Адъютант, мучаясь от безделья и еще, кажется, не пересиливший похмелье, то и дело бросал презрительные взгляды на Тухачевского, пытаясь разгадать, кто такой этот молодой безусый военный, присланный сюда за каким-то дьяволом аж из самой Москвы. С одной стороны, слишком заносчив для лица незначительного по своему рангу, с другой стороны, совсем еще мальчишка, чтобы так набивать себе цену. Взгляд сосредоточенный, суровый, полный достоинства, даже величия, держит себя едва ли не высокомерно, даже не считает нужным вступать в разговор.
«Подумаешь, корчит из себя важную птицу, сосунок! — Мысли эти, вертясь в голове адъютанта, были словно бы написаны на его аскетически удлиненном лице. — Вот продержу тебя в приемной до вечера, будешь знать, какую силу имеет адъютант Чудошвили!»
Возможно, так бы оно и произошло, если бы неожиданно не распахнулась массивная дверь кабинета главкома и на пороге не появился сам Муравьев.
Тухачевскому вдруг почудилось, что он попал не в штаб фронта, а на театральную сцену, где дает представление захудалая провинциальная оперетка, в которой главным персонажем был сам главком. Такого ярмарочного одеяния, в какое был облачен Муравьев, Тухачевскому еще никогда не доводилось лицезреть: на высоком щеголеватом брюнете с горячечно бегающими черными глазами была надета венгерка с нашитыми поперек витыми шнурами канареечного цвета, с высоким, упирающимся в подбородок стоячим воротником, пронзительно малинового цвета галифе, начищенные до ослепительно солнечного блеска хромовые сапоги с натянутыми выше колен голенищами. С одного плеча свешивалась немыслимой формы шашка, ножны которой были инкрустированы серебром, с другого свисал тяжелый маузер в кобуре из карельской березы; длинные, нервные, то и дело вздрагивающие пальцы — сплошь в крупных перстнях. По сравнению с этим эпатирующим великолепием Тухачевский в своей гимнастерке-косоворотке, туго перехваченной сыромятным солдатским ремнем с незатейливой металлической пряжкой выглядел нищенски скромно, хотя и являл собой вид истинного бойца, а не заезжего бесталанного, но наглого актера, каким предстал перед ним Муравьев.

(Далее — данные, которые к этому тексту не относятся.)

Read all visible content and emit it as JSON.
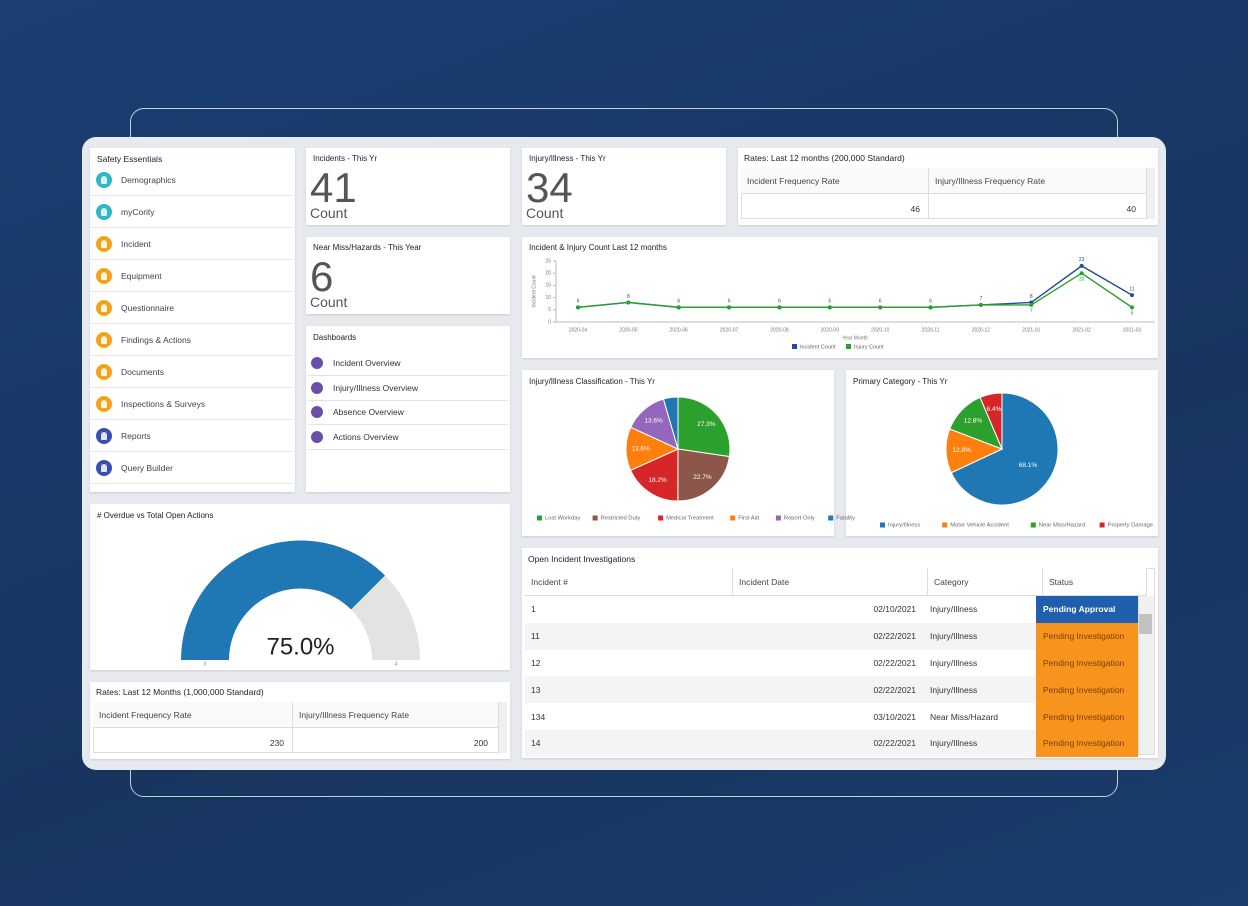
{
  "safety_essentials": {
    "title": "Safety Essentials",
    "items": [
      {
        "label": "Demographics",
        "color": "#2bb6c9"
      },
      {
        "label": "myCority",
        "color": "#2bb6c9"
      },
      {
        "label": "Incident",
        "color": "#f4a21b"
      },
      {
        "label": "Equipment",
        "color": "#f4a21b"
      },
      {
        "label": "Questionnaire",
        "color": "#f4a21b"
      },
      {
        "label": "Findings & Actions",
        "color": "#f4a21b"
      },
      {
        "label": "Documents",
        "color": "#f4a21b"
      },
      {
        "label": "Inspections & Surveys",
        "color": "#f4a21b"
      },
      {
        "label": "Reports",
        "color": "#3a4fb0"
      },
      {
        "label": "Query Builder",
        "color": "#3a4fb0"
      }
    ]
  },
  "incidents": {
    "title": "Incidents - This Yr",
    "value": 41,
    "unit": "Count"
  },
  "near_miss": {
    "title": "Near Miss/Hazards - This Year",
    "value": 6,
    "unit": "Count"
  },
  "injury": {
    "title": "Injury/Illness - This Yr",
    "value": 34,
    "unit": "Count"
  },
  "dashboards": {
    "title": "Dashboards",
    "items": [
      "Incident Overview",
      "Injury/Illness Overview",
      "Absence Overview",
      "Actions Overview"
    ]
  },
  "rates_200k": {
    "title": "Rates: Last 12 months (200,000 Standard)",
    "headers": [
      "Incident Frequency Rate",
      "Injury/Illness Frequency Rate"
    ],
    "values": [
      46,
      40
    ]
  },
  "rates_1m": {
    "title": "Rates: Last 12 Months (1,000,000 Standard)",
    "headers": [
      "Incident Frequency Rate",
      "Injury/Illness Frequency Rate"
    ],
    "values": [
      230,
      200
    ]
  },
  "investigations": {
    "title": "Open Incident Investigations",
    "headers": [
      "Incident #",
      "Incident Date",
      "Category",
      "Status"
    ],
    "rows": [
      {
        "cells": [
          "1",
          "02/10/2021",
          "Injury/Illness",
          "Pending Approval"
        ],
        "color": "#1f5fad",
        "text_color": "#ffffff"
      },
      {
        "cells": [
          "11",
          "02/22/2021",
          "Injury/Illness",
          "Pending Investigation"
        ],
        "color": "#f7941d",
        "text_color": "#7a3f00"
      },
      {
        "cells": [
          "12",
          "02/22/2021",
          "Injury/Illness",
          "Pending Investigation"
        ],
        "color": "#f7941d",
        "text_color": "#7a3f00"
      },
      {
        "cells": [
          "13",
          "02/22/2021",
          "Injury/Illness",
          "Pending Investigation"
        ],
        "color": "#f7941d",
        "text_color": "#7a3f00"
      },
      {
        "cells": [
          "134",
          "03/10/2021",
          "Near Miss/Hazard",
          "Pending Investigation"
        ],
        "color": "#f7941d",
        "text_color": "#7a3f00"
      },
      {
        "cells": [
          "14",
          "02/22/2021",
          "Injury/Illness",
          "Pending Investigation"
        ],
        "color": "#f7941d",
        "text_color": "#7a3f00"
      }
    ]
  },
  "chart_data": [
    {
      "type": "line",
      "title": "Incident & Injury Count Last 12 months",
      "x_label": "Year Month",
      "y_label": "Incident Count",
      "categories": [
        "2020-04",
        "2020-05",
        "2020-06",
        "2020-07",
        "2020-08",
        "2020-09",
        "2020-10",
        "2020-11",
        "2020-12",
        "2021-01",
        "2021-02",
        "2021-03"
      ],
      "series": [
        {
          "name": "Incident Count",
          "color": "#1f4e9c",
          "values": [
            6,
            8,
            6,
            6,
            6,
            6,
            6,
            6,
            7,
            8,
            23,
            11
          ]
        },
        {
          "name": "Injury Count",
          "color": "#2ca02c",
          "values": [
            6,
            8,
            6,
            6,
            6,
            6,
            6,
            6,
            7,
            7,
            20,
            6
          ]
        }
      ],
      "ylim": [
        0,
        25
      ],
      "yticks": [
        0,
        5,
        10,
        15,
        20,
        25
      ],
      "legend": "bottom"
    },
    {
      "type": "pie",
      "title": "Injury/Illness Classification - This Yr",
      "categories": [
        "Lost Workday",
        "Restricted Duty",
        "Medical Treatment",
        "First Aid",
        "Report Only",
        "Fatality"
      ],
      "values": [
        27.3,
        22.7,
        18.2,
        13.6,
        13.6,
        4.5
      ],
      "value_labels": [
        "27.3%",
        "22.7%",
        "18.2%",
        "13.6%",
        "13.6%",
        null
      ],
      "colors": [
        "#2ca02c",
        "#8c564b",
        "#d62728",
        "#ff7f0e",
        "#9467bd",
        "#1f77b4"
      ],
      "legend": "bottom"
    },
    {
      "type": "pie",
      "title": "Primary Category - This Yr",
      "categories": [
        "Injury/Illness",
        "Motor Vehicle Accident",
        "Near Miss/Hazard",
        "Property Damage"
      ],
      "values": [
        68.1,
        12.8,
        12.8,
        6.4
      ],
      "value_labels": [
        "68.1%",
        "12.8%",
        "12.8%",
        "6.4%"
      ],
      "colors": [
        "#1f77b4",
        "#ff7f0e",
        "#2ca02c",
        "#d62728"
      ],
      "legend": "bottom"
    },
    {
      "type": "gauge",
      "title": "# Overdue vs Total Open Actions",
      "values": [
        3
      ],
      "value_labels": [
        "75.0%"
      ],
      "ylim": [
        0,
        4
      ],
      "yticks": [
        0,
        4
      ],
      "colors": [
        "#1f77b4",
        "#e3e3e3"
      ]
    }
  ]
}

Преодолев, наконец, неприязненное чувство, вызванное тем первым впечатлением, которое произвел на него Муравьев, Тухачевский встал и, четко представившись главкому, протянул извлеченный им из кармана пакет.
Муравьев с ленивой пренебрежительностью, почти брезгливо взял его и, посторонившись, повелительным взмахом руки подал знак, означавший милостивое разрешение войти в кабинет.

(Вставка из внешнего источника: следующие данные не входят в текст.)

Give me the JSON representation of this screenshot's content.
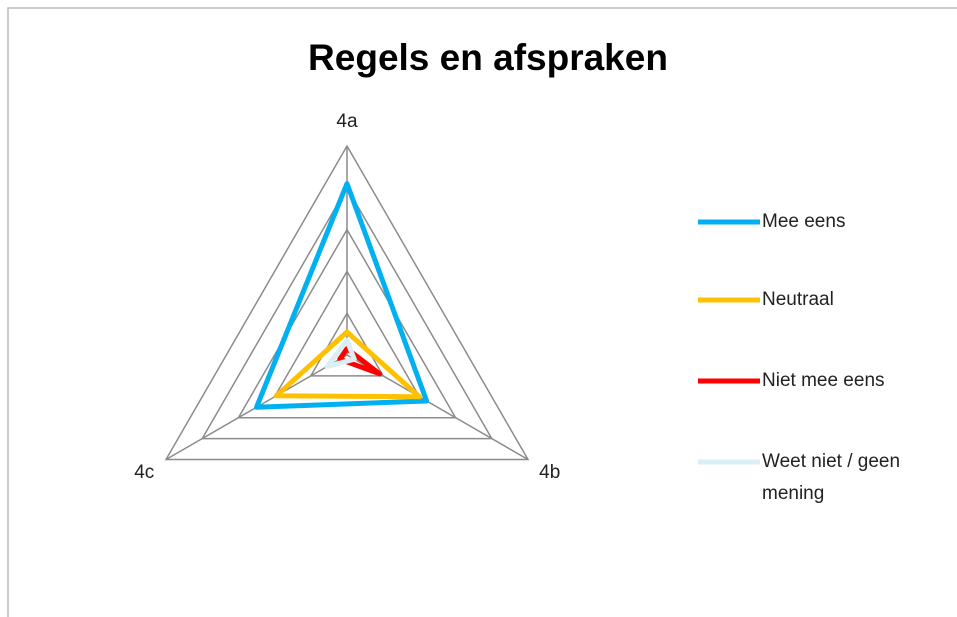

Не пригласив Тухачевского сесть, Муравьев удобно, преувеличенно важно уселся в кресле за огромным, едва ли не во всю ширину кабинета, столом и, небрежно вскрыв пакет, стремительно пробежал беспокойными глазами текст:
«Предъявитель сего военный комиссар Московского района Михаил Николаевич Тухачевский командируется в распоряжение главкома Восточного фронта Муравьева для выполнения работ исключительной важности по организации и формированию Красной Армии в высшие войсковые соединения и командования ими».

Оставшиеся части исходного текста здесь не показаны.